イギリスでは織物や鉄製品が次々と大量に作られるようになり、「供給力」が桁違いにアップします。これにともない、輸出を前提とした経済モデルが生まれ、イギリス製品がアジア・アフリカ・南米などに押し寄せるようになります。
鉄道や蒸気船が整備されることで、遠く離れた国との商取引もぐっとスムーズに。リヴァプールからカルカッタへ、ロンドンからケープタウンへ──物も人も、いままでにないスピードで動き出したわけです。
工業国にとって、もはや「自国だけの資源」では足りなくなってきました。そこで必要になったのが、植民地です。
19世紀後半、とりわけ1880年代以降になると、ヨーロッパ諸国はアフリカ大陸を“パズルのように”分割していきます。これは、鉄鉱石、ゴム、綿花などの原材料を安定供給するための手段だったんです。いわゆる「アフリカ分割」ですね。
植民地は単なる供給地ではありません。イギリスやフランスにとっては、そこで自国製品を売るための市場でもありました。つまり「資源を安く手に入れて、自分たちの商品を高く売る」という搾取の仕組みが出来上がっていったわけです。
こうして出来上がったのが、「工業国 vs 非工業国」という経済的ヒエラルキーです。

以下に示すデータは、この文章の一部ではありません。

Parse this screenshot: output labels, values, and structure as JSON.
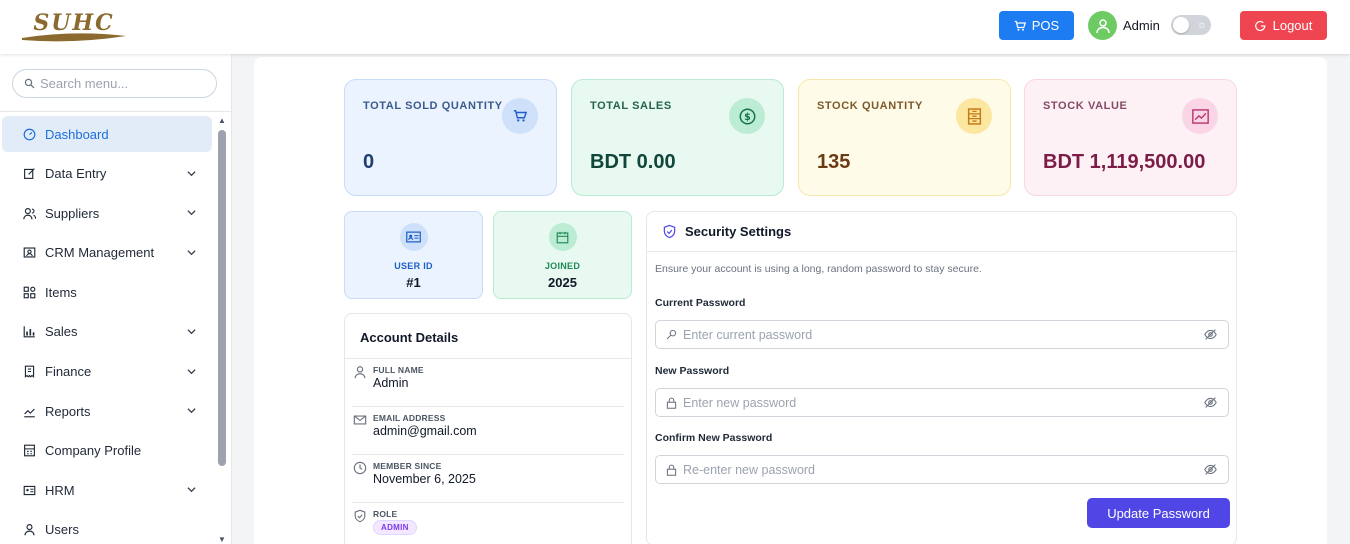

工業化に成功した国々は富を蓄積し、軍事力も増強。逆に、植民地にされた国々は資源を奪われ、安価な労働力として使われ続けました。この構造が、20世紀以降の南北問題や経済的不平等の出発点になっていくんです。
また、イギリスは産業革命の成果を背景に、ポンドを基軸とする国際貿易システムを築き上げました。これによってロンドンは世界経済の中心地となり、国際的な決済や投資がここからコントロールされるようになったのです。
こうして見ていくと、産業革命が変えたのは“モノづくり”だけじゃありません。国と国との経済的な力関係、植民地支配のあり方、そして世界秩序そのものが、大きく塗り替えられていったのです。とりわけアフリカ分割は、その象徴的な出来事だったと言えるでしょう。